Chapter Unlocked🔓
.
.
.
."Gimana rasanya diguyur di tengah lapangan?"
Moza menghampirinya dengan tangan bersidekap di depan dada. Matanya menerawang setiap inci penampilan Iva dari ujung kaki sampai ke ujung kepala. Bibir merah dengan polesan lipstik itu tersenyum mengejek.
"Seger 'kan? Arthur baik banget, ya sampe bawain air buat mandiin manta----
"Lo yang ngadu ke Arthur?" tanya Iva dingin.
"Keliatan banget, ya? Tapi niat gue baik kok." Moza menjawab dengan enteng. "Supaya Arthur makin benci sama lo," sambungnya sambil tertawa.
Kemarahan Iva tak dapat lagi dibendung. Begitu cepat tangannya memegang kerah seragam Moza, sampai gadis itu tertarik ke arahnya. Moza tak sempat menghindar, walaupun begitu, wajahnya masih menampakan ketenangan. Dirinya yakin, Iva tak akan berani sampai memukulnya. Dan kalau pun itu terjadi, percayalah, drop out adalah balasan yang akan diterimanya dari sekolah.
Sudah menjadi rahasia umum, kalau salah satu murid dari kelas pemasaran ini memiliki image yang buruk.

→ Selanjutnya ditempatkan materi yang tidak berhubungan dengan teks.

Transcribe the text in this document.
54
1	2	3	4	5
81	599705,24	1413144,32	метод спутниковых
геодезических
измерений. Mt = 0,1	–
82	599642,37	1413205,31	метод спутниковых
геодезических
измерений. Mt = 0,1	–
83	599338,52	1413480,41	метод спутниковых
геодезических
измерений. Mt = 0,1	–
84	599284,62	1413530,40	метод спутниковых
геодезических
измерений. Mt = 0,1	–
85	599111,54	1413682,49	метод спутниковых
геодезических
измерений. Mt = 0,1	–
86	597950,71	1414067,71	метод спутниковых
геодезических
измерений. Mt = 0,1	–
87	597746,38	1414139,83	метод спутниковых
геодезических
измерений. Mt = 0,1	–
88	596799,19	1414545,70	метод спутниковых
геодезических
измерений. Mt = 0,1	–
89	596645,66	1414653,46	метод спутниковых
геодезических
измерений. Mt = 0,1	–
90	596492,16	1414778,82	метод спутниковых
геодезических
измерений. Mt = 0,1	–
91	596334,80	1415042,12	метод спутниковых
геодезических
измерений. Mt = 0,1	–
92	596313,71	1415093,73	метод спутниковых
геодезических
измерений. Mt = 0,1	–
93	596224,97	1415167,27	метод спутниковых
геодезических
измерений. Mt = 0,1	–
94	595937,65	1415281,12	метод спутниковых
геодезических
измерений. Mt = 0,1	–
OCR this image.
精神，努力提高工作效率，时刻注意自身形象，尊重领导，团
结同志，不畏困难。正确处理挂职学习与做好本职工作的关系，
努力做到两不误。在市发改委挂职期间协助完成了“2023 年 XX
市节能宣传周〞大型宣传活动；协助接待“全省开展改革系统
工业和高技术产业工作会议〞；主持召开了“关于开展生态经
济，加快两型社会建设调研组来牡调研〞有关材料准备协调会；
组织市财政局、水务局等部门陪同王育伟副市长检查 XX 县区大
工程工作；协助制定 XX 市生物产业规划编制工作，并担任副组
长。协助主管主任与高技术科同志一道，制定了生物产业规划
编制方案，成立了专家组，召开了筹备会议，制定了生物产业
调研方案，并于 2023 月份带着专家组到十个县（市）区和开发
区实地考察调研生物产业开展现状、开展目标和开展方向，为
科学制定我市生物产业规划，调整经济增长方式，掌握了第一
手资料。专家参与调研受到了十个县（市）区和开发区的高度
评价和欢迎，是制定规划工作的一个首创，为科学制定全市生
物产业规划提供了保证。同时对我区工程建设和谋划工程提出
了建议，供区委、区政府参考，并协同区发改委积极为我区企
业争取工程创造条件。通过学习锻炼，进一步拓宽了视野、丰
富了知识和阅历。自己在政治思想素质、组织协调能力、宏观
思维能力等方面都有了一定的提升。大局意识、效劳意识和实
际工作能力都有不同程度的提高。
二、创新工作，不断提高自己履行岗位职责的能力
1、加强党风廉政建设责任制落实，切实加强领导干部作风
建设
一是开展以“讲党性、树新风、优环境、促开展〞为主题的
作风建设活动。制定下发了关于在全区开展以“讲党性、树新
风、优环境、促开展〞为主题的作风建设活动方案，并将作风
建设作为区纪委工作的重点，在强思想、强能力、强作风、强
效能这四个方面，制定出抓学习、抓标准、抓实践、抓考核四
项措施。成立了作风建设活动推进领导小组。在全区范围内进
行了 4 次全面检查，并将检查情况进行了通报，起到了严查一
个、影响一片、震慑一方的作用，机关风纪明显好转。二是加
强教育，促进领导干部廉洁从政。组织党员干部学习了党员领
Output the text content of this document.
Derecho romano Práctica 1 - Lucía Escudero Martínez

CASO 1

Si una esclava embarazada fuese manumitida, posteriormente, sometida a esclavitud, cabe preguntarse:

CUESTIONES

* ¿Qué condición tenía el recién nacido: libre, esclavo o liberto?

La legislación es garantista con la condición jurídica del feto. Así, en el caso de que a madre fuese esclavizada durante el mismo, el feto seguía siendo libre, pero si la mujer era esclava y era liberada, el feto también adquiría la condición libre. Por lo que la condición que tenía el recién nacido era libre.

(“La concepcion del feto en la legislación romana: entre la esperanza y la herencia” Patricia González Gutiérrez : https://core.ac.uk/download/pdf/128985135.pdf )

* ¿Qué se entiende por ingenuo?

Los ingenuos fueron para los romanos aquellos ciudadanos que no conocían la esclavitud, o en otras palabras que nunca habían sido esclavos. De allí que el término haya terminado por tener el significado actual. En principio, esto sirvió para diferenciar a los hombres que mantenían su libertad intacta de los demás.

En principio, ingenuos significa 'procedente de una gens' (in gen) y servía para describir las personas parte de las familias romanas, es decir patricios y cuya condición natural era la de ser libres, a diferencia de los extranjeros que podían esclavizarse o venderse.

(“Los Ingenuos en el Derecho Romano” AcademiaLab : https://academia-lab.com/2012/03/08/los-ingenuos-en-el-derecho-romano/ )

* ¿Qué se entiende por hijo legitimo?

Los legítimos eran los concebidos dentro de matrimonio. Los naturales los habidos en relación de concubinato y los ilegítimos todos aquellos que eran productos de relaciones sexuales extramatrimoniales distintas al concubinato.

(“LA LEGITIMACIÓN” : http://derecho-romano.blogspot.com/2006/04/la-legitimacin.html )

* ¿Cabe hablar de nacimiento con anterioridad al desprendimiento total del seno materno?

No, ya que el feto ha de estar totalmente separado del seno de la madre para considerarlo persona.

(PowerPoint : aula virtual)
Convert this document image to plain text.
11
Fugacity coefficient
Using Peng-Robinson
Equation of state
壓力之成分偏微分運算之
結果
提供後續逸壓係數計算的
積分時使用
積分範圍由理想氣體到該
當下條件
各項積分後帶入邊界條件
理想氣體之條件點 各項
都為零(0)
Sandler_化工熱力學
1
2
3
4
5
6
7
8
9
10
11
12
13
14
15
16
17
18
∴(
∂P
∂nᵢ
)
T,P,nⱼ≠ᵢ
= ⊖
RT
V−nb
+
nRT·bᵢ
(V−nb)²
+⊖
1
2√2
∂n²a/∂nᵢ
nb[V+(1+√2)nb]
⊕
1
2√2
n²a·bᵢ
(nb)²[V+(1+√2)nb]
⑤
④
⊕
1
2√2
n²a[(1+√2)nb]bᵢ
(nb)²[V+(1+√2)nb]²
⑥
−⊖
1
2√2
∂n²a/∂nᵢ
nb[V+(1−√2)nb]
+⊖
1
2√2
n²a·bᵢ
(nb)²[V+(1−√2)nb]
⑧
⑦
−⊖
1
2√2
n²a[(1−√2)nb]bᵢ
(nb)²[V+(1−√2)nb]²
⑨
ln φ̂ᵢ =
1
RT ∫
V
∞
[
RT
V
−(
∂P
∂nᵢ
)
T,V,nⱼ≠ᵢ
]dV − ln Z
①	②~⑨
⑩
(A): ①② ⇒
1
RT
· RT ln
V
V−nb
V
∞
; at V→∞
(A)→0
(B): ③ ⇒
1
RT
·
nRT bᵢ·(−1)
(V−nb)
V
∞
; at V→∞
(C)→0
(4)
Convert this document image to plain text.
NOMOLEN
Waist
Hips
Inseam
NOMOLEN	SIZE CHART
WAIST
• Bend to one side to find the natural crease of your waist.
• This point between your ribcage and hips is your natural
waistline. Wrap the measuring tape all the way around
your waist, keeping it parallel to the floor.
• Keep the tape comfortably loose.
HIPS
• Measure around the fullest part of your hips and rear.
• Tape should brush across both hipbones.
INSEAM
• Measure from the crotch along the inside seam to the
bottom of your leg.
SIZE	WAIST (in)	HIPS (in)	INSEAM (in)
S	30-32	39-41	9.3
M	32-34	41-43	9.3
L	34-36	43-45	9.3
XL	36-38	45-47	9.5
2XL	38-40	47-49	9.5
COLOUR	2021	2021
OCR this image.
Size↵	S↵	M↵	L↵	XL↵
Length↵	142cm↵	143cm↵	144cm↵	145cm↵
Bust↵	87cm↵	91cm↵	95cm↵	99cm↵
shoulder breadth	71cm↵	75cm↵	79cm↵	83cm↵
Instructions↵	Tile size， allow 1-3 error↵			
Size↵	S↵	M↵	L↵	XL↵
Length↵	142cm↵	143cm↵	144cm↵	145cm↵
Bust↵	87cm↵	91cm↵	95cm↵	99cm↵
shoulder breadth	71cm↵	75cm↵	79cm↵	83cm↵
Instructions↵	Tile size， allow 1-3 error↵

Iva mendengus sebal. Mendapati tatapan licik Moza, membuatnya ingin membenamkan kepala itu ke toilet sekolah. Dia pasti tahu, dirinya tak akan bisa melampiaskan kemarahannya dengan memukuli cewek itu. Hukuman skors mungkin membuat Iva senang, tapi dikeluarkan? Huft ... bahkan untuk hukuman karena merokok pun Iva tak tahu. Yang jelas, dia punya firasat buruk, lebih buruk dari ancaman pindah ke sekolah pedalaman.
"Pecundang! Lo yang bully dia bangsat!" maki Iva sambil melepas cengkramannya kasar.
Moza terkekeh. "Awalnya, tapi lo juga 'kan, lupa? Nyiram Zehra dari atas sampe dia pingsan, gue tahu semuanya, Iva. Ya ... emang, sih abis ini Zehra bakalan bilang kalo gue yang kunciin dia. Tenang, dia gak bakal berani bilang, karena ancaman gue kali ini, cukup buat dia tertekan. Sumpah gue puas banget ngeliat lo dipermaluin, di depan murid satu sekolah lagi."
"Dasar cewek gila!"
"Heh jaga, ya lo yang gila, Iva. Alesan lo bully Zehra lebih gila. Emang apa lagi selain ngemis-ngemis minta balikan sama Arth---"
"Ada, lo salah satunya," potong Iva. Lalu ia lanjut berbicara, "cuma modal ancaman buat caper ke orang-orang, supaya mereka takut, lalu tunduk di bawah kekuasaan lo. Jangan pikir gue gak tahu, trik murahan biar diakui gitu, bukan lagi rahasia."
"Jadi udah mulai sok tau lo sekarang? Ngerasa menang gitu? Gue yakin lo gak bakalan tenang selama di sekolah ini."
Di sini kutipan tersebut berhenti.